いちごいちえ
「ちょっとは落ち着けよ」
くしゃっと笑った瑠衣斗に、脈拍数はどんどん上がる。
顔が熱いのは、湯船に浸かっているだけではないだろう。
「お、落ち着けない。洗えない」
「じゃ、代わりに俺がももを洗ってやるな」
「代わり!?ってなに!?」
「楽しいなあ」
余裕の瑠衣斗に、恥ずかしさで逆上せてしまいそうな私。
初めてこんな風に、付き合っている人とお風呂に入る私にとって、何もかもが恥ずかしすぎて身動きが取れない。

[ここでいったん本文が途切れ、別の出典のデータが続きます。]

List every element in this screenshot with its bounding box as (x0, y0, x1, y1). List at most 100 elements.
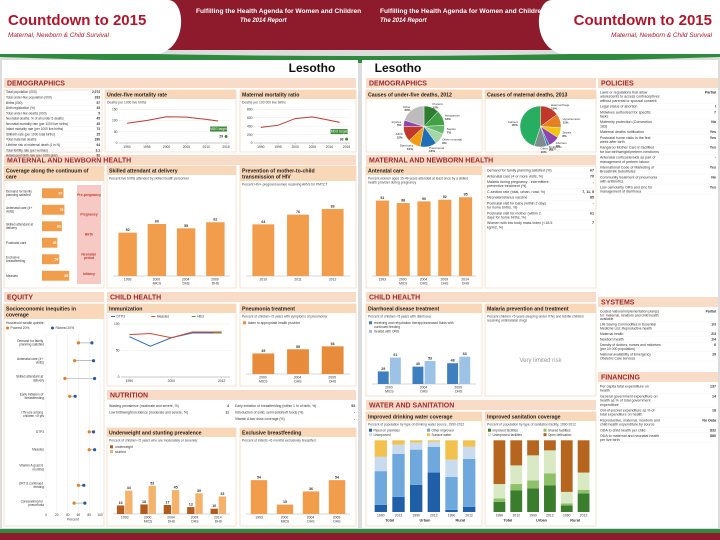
value-label: 85 (64, 274, 68, 278)
bar (218, 496, 227, 514)
section-bar (598, 297, 718, 307)
bar-segment (409, 484, 423, 512)
legend-label: Unimproved facilities (493, 433, 523, 437)
bar-segment (427, 472, 441, 512)
list-label: Maternal health (600, 332, 623, 336)
list-label: Malaria during pregnancy - intermittent … (487, 180, 550, 188)
x-tick-label: 2010 (260, 278, 268, 282)
list-value: Yes (710, 185, 716, 189)
legend-swatch (110, 450, 113, 454)
target-label: MDG target (331, 130, 348, 134)
bar-segment (577, 472, 590, 490)
list-label: International Code of Marketing of Breas… (600, 166, 655, 174)
list-value: $32 (710, 428, 716, 432)
x-tick-label: 2009 DHS (454, 386, 463, 394)
panel-title: Antenatal care (368, 168, 404, 174)
list-label: Total under-five population (000) (6, 95, 52, 99)
bar (328, 480, 346, 514)
x-tick-label: 1990 (257, 145, 265, 149)
list-value: Yes (710, 146, 716, 150)
value-label: 33 (220, 492, 224, 496)
value-label: 15 (283, 500, 287, 504)
list-label: Kangaroo Mother Care in facilities for l… (600, 146, 659, 154)
value-label: 90 (422, 197, 426, 201)
list-label: Infant mortality rate (per 1000 live bir… (6, 127, 63, 131)
bar-segment (527, 488, 539, 512)
list-label: Costed national implementation plan(s) f… (600, 309, 660, 321)
list-value: 45 (96, 117, 100, 121)
list-value: 7 (592, 221, 594, 225)
slice-value: 5% (397, 123, 402, 127)
legend-swatch (543, 433, 547, 437)
bar-segment (392, 440, 405, 445)
x-tick-label: 20 (55, 513, 59, 517)
legend-swatch (427, 428, 430, 432)
legend-label: Richest 20% (56, 326, 75, 330)
bar-segment (577, 489, 590, 494)
value-label: 83 (331, 205, 335, 209)
list-value: Yes (710, 130, 716, 134)
list-label: Birth registration (%) (6, 106, 35, 110)
bar (447, 363, 459, 384)
list-value: - (715, 156, 717, 160)
list-value: Partial (705, 91, 716, 95)
bar-segment (445, 459, 458, 477)
row-label: Demand for family planning satisfied (6, 189, 33, 197)
row-label: Exclusive breastfeeding (6, 255, 26, 263)
list-label: Adolescent birth rate (per 1000 girls) (6, 154, 58, 158)
list-value: - (593, 201, 595, 205)
row-label: ITN use among children <5 yrs (21, 410, 44, 418)
list-value: Yes (710, 136, 716, 140)
section-title: SYSTEMS (601, 300, 635, 307)
legend-label: Piped on premises (374, 428, 401, 432)
x-tick-label: 1990 (377, 514, 385, 518)
section-title: DEMOGRAPHICS (7, 81, 65, 88)
list-label: Low osmolarity ORS and zinc for manageme… (600, 185, 653, 193)
x-tick-label: 2000 MICS (385, 386, 394, 394)
logo: Countdown to 2015 (574, 12, 712, 29)
bar-segment (510, 465, 523, 485)
legend-label: Improved facilities (493, 428, 519, 432)
x-tick-label: 2014 DHS (461, 278, 470, 286)
bar-segment (409, 449, 423, 485)
list-label: Demand for family planning satisfied (%) (487, 169, 552, 173)
bar (459, 356, 471, 384)
list-value: 280 (95, 138, 101, 142)
panel-title-bar (107, 304, 236, 313)
panel-title-bar (240, 304, 356, 313)
panel-title-bar (107, 166, 236, 175)
dot (72, 501, 76, 505)
list-value: 45 (96, 106, 100, 110)
bar-segment (560, 503, 573, 506)
list-label: General government expenditure on health… (600, 394, 659, 406)
panel-subtitle: Deaths per 1000 live births (107, 101, 147, 105)
y-tick-label: 150 (112, 108, 118, 112)
list-label: Introduction of solid, semi-solid/soft f… (235, 411, 303, 415)
legend-label: underweight (115, 445, 133, 449)
list-label: Early initiation of breastfeeding (withi… (235, 404, 316, 408)
dot (90, 341, 94, 345)
row-label: Measles (6, 274, 18, 278)
panel-title-bar (240, 428, 356, 437)
x-tick-label: 60 (77, 513, 81, 517)
stage-label: Pregnancy (80, 213, 97, 217)
dot (87, 430, 91, 434)
slice-label: Sepsis (447, 127, 457, 131)
value-label: 66 (331, 342, 335, 346)
x-tick-label: 2000 (168, 379, 176, 383)
bar-segment (462, 440, 476, 447)
x-tick-label: 80 (87, 513, 91, 517)
list-label: Women with low body mass index (<18.5 kg… (487, 221, 553, 229)
bar-segment (409, 442, 423, 450)
value-label: 16 (119, 501, 123, 505)
country-name: Lesotho (289, 61, 336, 75)
list-value: 4 (227, 404, 229, 408)
bar (147, 223, 167, 276)
bar (375, 200, 389, 276)
row-label: Early initiation of breastfeeding (20, 392, 44, 400)
header-green-band (0, 50, 720, 63)
panel-title: Causes of under-five deaths, 2012 (368, 92, 452, 98)
list-label: Newborn health (600, 338, 624, 342)
x-tick-label: 2012 (465, 514, 473, 518)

それどころか、もうどうすればいいのか、頭が働かない。
「じゃあ目ぇ瞑ってるから。逆上せるぞ?」
「…絶対開けない?」
「開けない。はい」
そう言って頭を下げた瑠衣斗は、顔を覗き込むときちんと目を閉じ、動く様子もない。
ここは言う通りにしなければ、いつまで経ってもこのままの状態だろう。
ドキドキ高鳴る鼓動を抑えながら、ゆっくりと伸びてシャワーの柄を掴む。
勢い良くお湯が吹き出すシャワーを、瑠衣斗の髪へと向ける。
色が濃くなり、サラサラと流れる瑠衣斗の髪が、とても綺麗だと思った。
「腰痛めそう。俺の後ろに回って」
「え!?なんで!?」
「……だから、腰痛めそうだから」
突然発せられた瑠衣斗の言葉に、見とれていた私は過剰に反応してしまう。
シャワーを握り締めたまま、再び湯船に浸かると同時に、瑠衣斗が顔を上げた。
「あー…腰いてえ」
濡れた髪をかきあげる姿が色っぽくて、胸が痛い程に締め付けられた。